Friday, January 08, 2016

They have the meats: Les & Mark bring back their Jewish deli for one overstuffed meal



“Save the Deli” is not just the name of David Sax’s 2009 book. It’s a call-to-arms for anyone wishing they could walk down the street and get a pastrami on rye, made like they used to make them, as easily as you can get a Big Mac.

Louisville had a traditional Jewish deli, Les & Mark’s Deli, in Hikes Point in the latter half of the 1970s. Owners Mark Suna and Les Naiman, from New York and New Jersey respectively, missed the food of their youth and opened it after putting $500 down. Their deli also was a place to socialize, and not just for Louisville’s Jewish population. Mitch McConnell was a customer who posted flyers on their walls advertising his first run at elected office.

Naiman and Suna split after a few years, unable to balance what Suna calls their “Odd Couple” qualities. Mutual friends kept them in each other’s orbits through the years as Naiman continued in the food business, running his own Nosh Box deli and catering. Suna went into commercial real estate. The men eventually made peace and renewed their friendship.

This Sunday, Jan. 10, they will also renew their recipes for corned beef, coleslaw and more, all made in accordance with kosher rules, for a lunch service open to the public, benefitting the synagogue Keneseth Israel. Meat by the pound also will be for sale. All proceeds benefit the synagogue’s community outreach efforts. Adding to the festivities, writer Ted Merwin will be on hand to discuss his new book, Pastrami on Rye: An Overstuffed History of the Jewish Deli.

Another reason to do this now, says Suna, is that a lot of their old customers are just that — old. It’s not just the customers who are becoming scarce; where there were once 2,000 delis in New York, today there are five. Louisvillians looking for the real thing have to drive to Cincinnati or Indianapolis, though as Keneseth Israel executive director Yonatan Yussman points out, Shapiro’s in Indianapolis “isn’t even Kosher.”

The reasons for the decline are both social and financial. While those old delis were started by immigrants who couldn’t find their favorite old country food in their new cities, the great-grandchildren of those originators have long since assimilated into the American melting pot of Domino’s, Taco Bell and, well, the Melting Pot.

Additionally, quality meats are expensive, and kosher meats are more expensive than regular meats. The 2014 documentary Deli Man points out that of those five delis left in New York, four own their buildings. But it only takes one person passionate, crazy or well-funded enough to do it again in Louisville.
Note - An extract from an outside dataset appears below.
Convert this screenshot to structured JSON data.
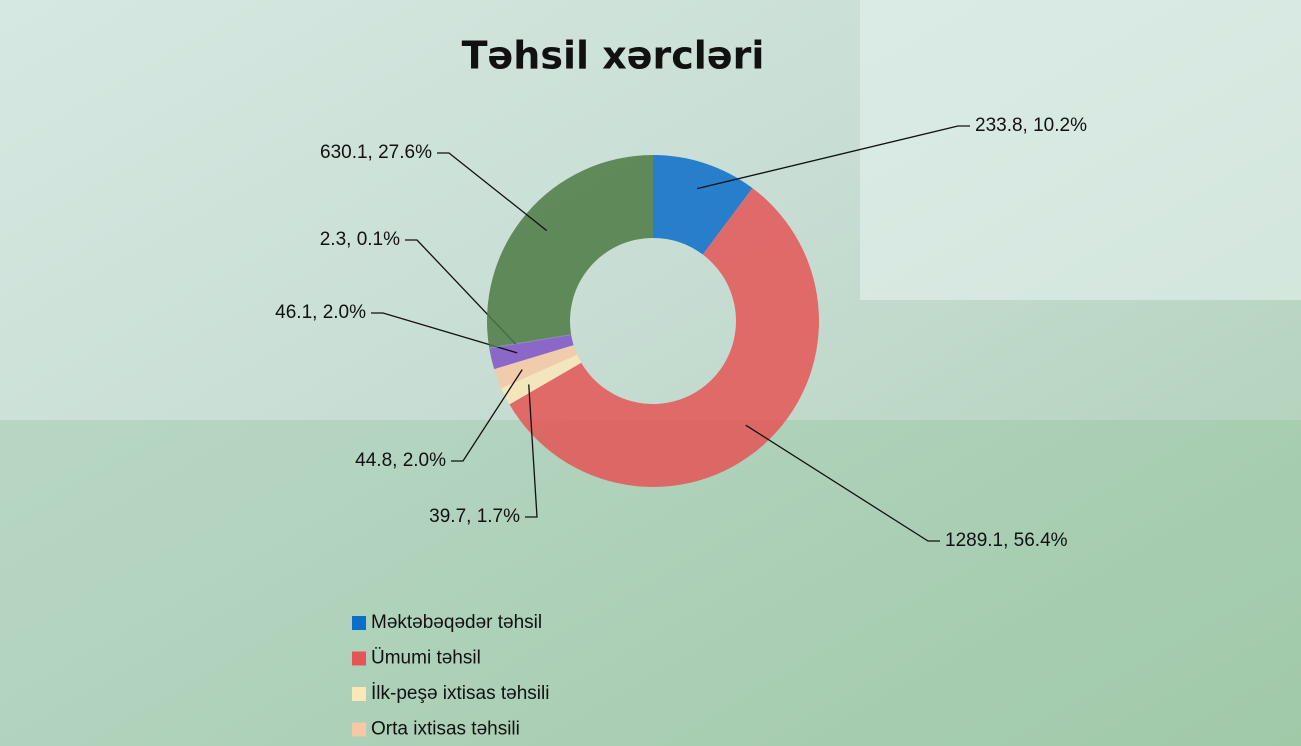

Suna mentions that Republic Bank CEO Steve Trager once worked as a Nosh Box server. Today, his nephew Michael Trager-Kusman keeps the family in the food business as a co-founder of NuLu restaurant Rye, which has flown in bread from New York’s Katz’s Deli, one of those final five.

As for Les & Mark, they’re getting back in business for a meal to have fun and to enjoy their friendship and community. Suna says now, “I don’t want to do it where it’s a job. I want to do it where I’m affecting change and helping others.”

“Kosher Deli Day” will be held at Keneseth Israel, 2531 Taylorsville Road, on Sunday, Jan. 10, from 11:30 a.m.-2:30 p.m.